Durcon
- Industry: Chemical resistant epoxy resin countertops and sinks
- Founded: 1963 in Detroit, Michigan, United States
- Founder: Jan Mueller and Robert Hackman
- Headquarters: Taylor, Texas, USA
- Area served: Global
- Website: durcon.com

= Durcon =

Durcon Incorporated, a Wilsonart LLC company, is a global company headquartered in Taylor, Texas that manufactures and fabricates chemical resistant epoxy resin countertops and sinks for use in laboratories, classrooms and other research environments. and solid surface counter tops for the commercial construction market.

== Durcon facilities ==
Durcon's manufacturing facility occupies 120,000 square feet in Taylor, Texas. Durcon has sales and fabrication facilities in Canada, Poland, Malaysia and China to serve markets in Europe and Russia, the Middle East and Southeast Asia.

== Manufacturing ==
Durcon Epoxy Resin worksurfaces are thermosets cured through three stages. By combining two reactive materials – monolithic epoxy resin and the curing agent – with a catalyst and heat, the resin and curing agent react to result in the branching of chains. As curing continues, molecular weight accelerates causing viscosity to increase. Eventually, the material changes from a viscous liquid to a solid gel. The material is then placed into a curing oven to increase durability and solidity. The final stage of curing results in completion of the cross-linking process at which the average molecule weight diverges to infinity. Thermosets like epoxy resin possess good dimensional stability, thermal stability and chemical resistance.

== Growth ==
In 2011, Durcon moved all its U.S. operations to Taylor, resulting in an expansion of its facilities and 65 new jobs. "We went from learning there was a chance that we could lose 200 jobs to having a net gain of 65 jobs," Jason Ford, CEO of the Taylor Economic Development Corp. said. "We are incredibly excited to work with Durcon as it grows here."
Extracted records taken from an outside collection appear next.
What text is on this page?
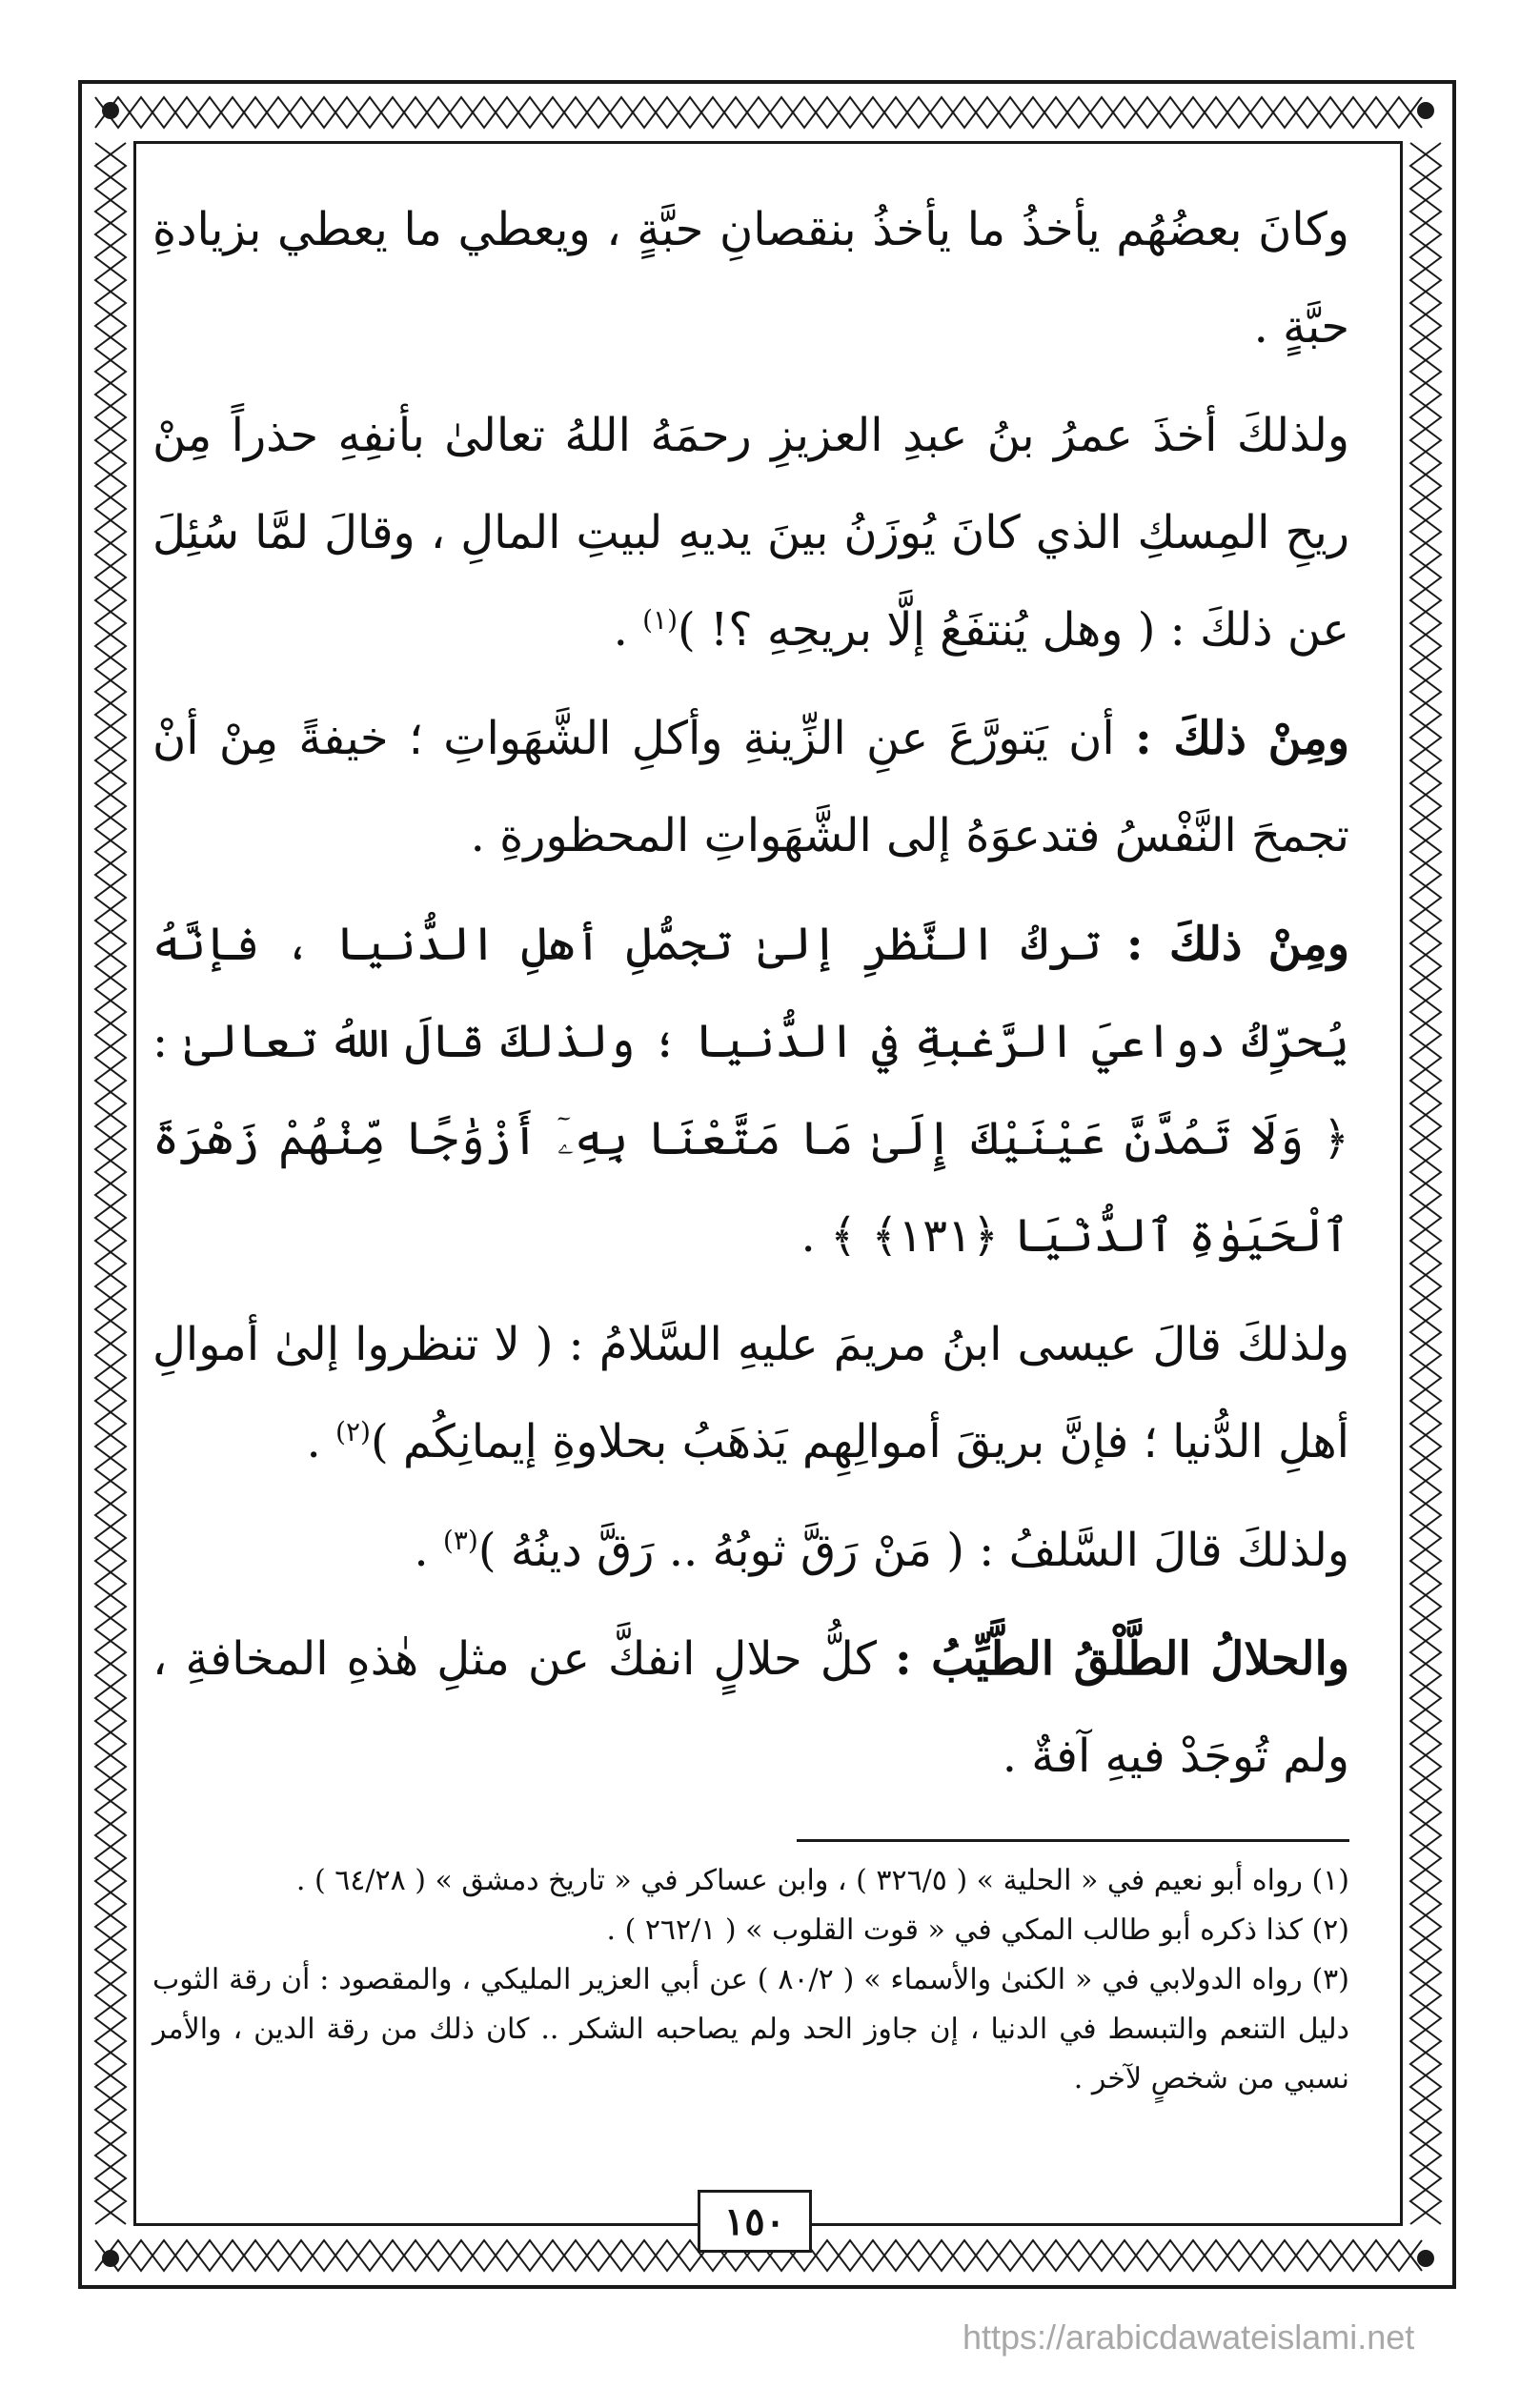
وكانَ بعضُهُم يأخذُ ما يأخذُ بنقصانِ حبَّةٍ ، ويعطي ما يعطي بزيادةِ حبَّةٍ .

ولذلكَ أخذَ عمرُ بنُ عبدِ العزيزِ رحمَهُ اللهُ تعالىٰ بأنفِهِ حذراً مِنْ ريحِ المِسكِ الذي كانَ يُوزَنُ بينَ يديهِ لبيتِ المالِ ، وقالَ لمَّا سُئِلَ عن ذلكَ : ( وهل يُنتفَعُ إلَّا بريحِهِ ؟! )$^{(١)}$ .

ومِنْ ذلكَ : أن يَتورَّعَ عنِ الزِّينةِ وأكلِ الشَّهَواتِ ؛ خيفةً مِنْ أنْ تجمحَ النَّفْسُ فتدعوَهُ إلى الشَّهَواتِ المحظورةِ .

ومِنْ ذلكَ : تركُ النَّظرِ إلىٰ تجمُّلِ أهلِ الدُّنيا ، فإنَّهُ يُحرِّكُ دواعيَ الرَّغبةِ في الدُّنيا ؛ ولذلكَ قالَ اللهُ تعالىٰ : ﴿ وَلَا تَمُدَّنَّ عَيْنَيْكَ إِلَىٰ مَا مَتَّعْنَا بِهِۦٓ أَزْوَٰجًا مِّنْهُمْ زَهْرَةَ ٱلْحَيَوٰةِ ٱلدُّنْيَا ﴿١٣١﴾ ﴾ .

ولذلكَ قالَ عيسى ابنُ مريمَ عليهِ السَّلامُ : ( لا تنظروا إلىٰ أموالِ أهلِ الدُّنيا ؛ فإنَّ بريقَ أموالِهِم يَذهَبُ بحلاوةِ إيمانِكُم )$^{(٢)}$ .

ولذلكَ قالَ السَّلفُ : ( مَنْ رَقَّ ثوبُهُ .. رَقَّ دينُهُ )$^{(٣)}$ .

والحلالُ الطَّلْقُ الطَّيِّبُ : كلُّ حلالٍ انفكَّ عن مثلِ هٰذهِ المخافةِ ، ولم تُوجَدْ فيهِ آفةٌ .

(١) رواه أبو نعيم في « الحلية » ( ٣٢٦/٥ ) ، وابن عساكر في « تاريخ دمشق » ( ٦٤/٢٨ ) .

(٢) كذا ذكره أبو طالب المكي في « قوت القلوب » ( ٢٦٢/١ ) .

(٣) رواه الدولابي في « الكنىٰ والأسماء » ( ٨٠/٢ ) عن أبي العزير المليكي ، والمقصود : أن رقة الثوب دليل التنعم والتبسط في الدنيا ، إن جاوز الحد ولم يصاحبه الشكر .. كان ذلك من رقة الدين ، والأمر نسبي من شخصٍ لآخر .

١٥٠
https://arabicdawateislami.net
In 2014, Durcon had invested more than $7.5 million in its Taylor facility. Durcon had increased its employees from 220 to 430, while still actively recruiting.
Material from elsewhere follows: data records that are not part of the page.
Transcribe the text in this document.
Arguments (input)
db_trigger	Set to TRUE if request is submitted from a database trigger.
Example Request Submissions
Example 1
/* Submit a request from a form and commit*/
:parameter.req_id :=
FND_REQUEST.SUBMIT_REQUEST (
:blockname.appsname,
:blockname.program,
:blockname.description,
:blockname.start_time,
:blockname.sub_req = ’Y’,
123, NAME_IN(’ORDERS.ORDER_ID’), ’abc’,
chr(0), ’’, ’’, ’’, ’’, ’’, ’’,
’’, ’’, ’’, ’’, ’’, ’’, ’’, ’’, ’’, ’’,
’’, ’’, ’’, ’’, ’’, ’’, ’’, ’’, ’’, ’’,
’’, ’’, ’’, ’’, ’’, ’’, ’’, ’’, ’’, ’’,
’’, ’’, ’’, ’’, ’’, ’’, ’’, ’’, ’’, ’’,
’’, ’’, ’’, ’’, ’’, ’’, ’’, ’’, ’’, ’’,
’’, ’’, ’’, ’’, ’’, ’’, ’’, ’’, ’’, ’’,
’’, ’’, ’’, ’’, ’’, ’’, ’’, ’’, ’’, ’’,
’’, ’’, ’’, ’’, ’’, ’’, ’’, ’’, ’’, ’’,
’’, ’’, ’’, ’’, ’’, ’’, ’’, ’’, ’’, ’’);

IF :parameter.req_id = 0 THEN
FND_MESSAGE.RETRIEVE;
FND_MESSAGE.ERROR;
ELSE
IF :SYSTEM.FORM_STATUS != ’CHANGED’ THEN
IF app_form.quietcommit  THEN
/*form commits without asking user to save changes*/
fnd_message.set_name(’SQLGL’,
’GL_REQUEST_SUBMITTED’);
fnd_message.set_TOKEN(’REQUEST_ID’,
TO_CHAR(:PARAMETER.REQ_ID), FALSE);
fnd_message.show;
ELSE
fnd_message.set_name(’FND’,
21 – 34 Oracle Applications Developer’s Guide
As of December 2025, Durcon has expanded its operation by 32000 sqft.

== Ownership ==
- 1963 - Laboratory Service, Inc. is founded by Jan Mueller and Robert Hackman in Detroit, Michigan.
- 1975 - Laboratory Service, Inc. acquires the epoxy resin division of the Duriron Corporation of Dayton, Ohio. Laboratory Service, Inc. is renamed The Durcon Company.
- 2004 – Laboratory Tops acquires The Durcon Company and retains the Durcon name
- 2013 – Wilsonart LLC acquires Durcon Incorporated from Private Equity firm Quad-C Management

== Awards ==
- 2013 Economic Engine Award presented by Taylor Economic Development Corporation
- 2013 Employer Award of Excellence presented by the Texas Workforce Commission and Local Workforce Development Board
- Durcon named finalist for the 2013 Texas Workforce Solutions Employer of the Year
- 2013 Medium Business Export Award presented by The Austin Chamber of Commerce

== Charity contributions ==
Durcon partners with Scott & White Healthcare Foundation to initiate Durcon Dolls for Children program at Scott & White Hospital in Taylor, Texas on September 13, 2013. Durcon presented Scott & White with a $750 check to initiate the program, which provides children with hand-sewn dolls and markers for comfort and therapeutic value. Nurses and physicians use the doll to communicate with the children by asking them to point to the area on their dolls where they feel pain.

In 2013, Durcon made a monetary donation to World War II Veterans Honor Flight. The donation enabled Honor Flight Austin’s mission to transport World War II or terminally ill veterans to Washington D.C., allowing them to visit the memorials dedicated to honor their service and sacrifices.

Durcon provides volunteers for Habitat for Humanity, and to Shepherd’s Heart Pantry and holds annual food drives that collect over 2,000 lbs of canned and packaged goods.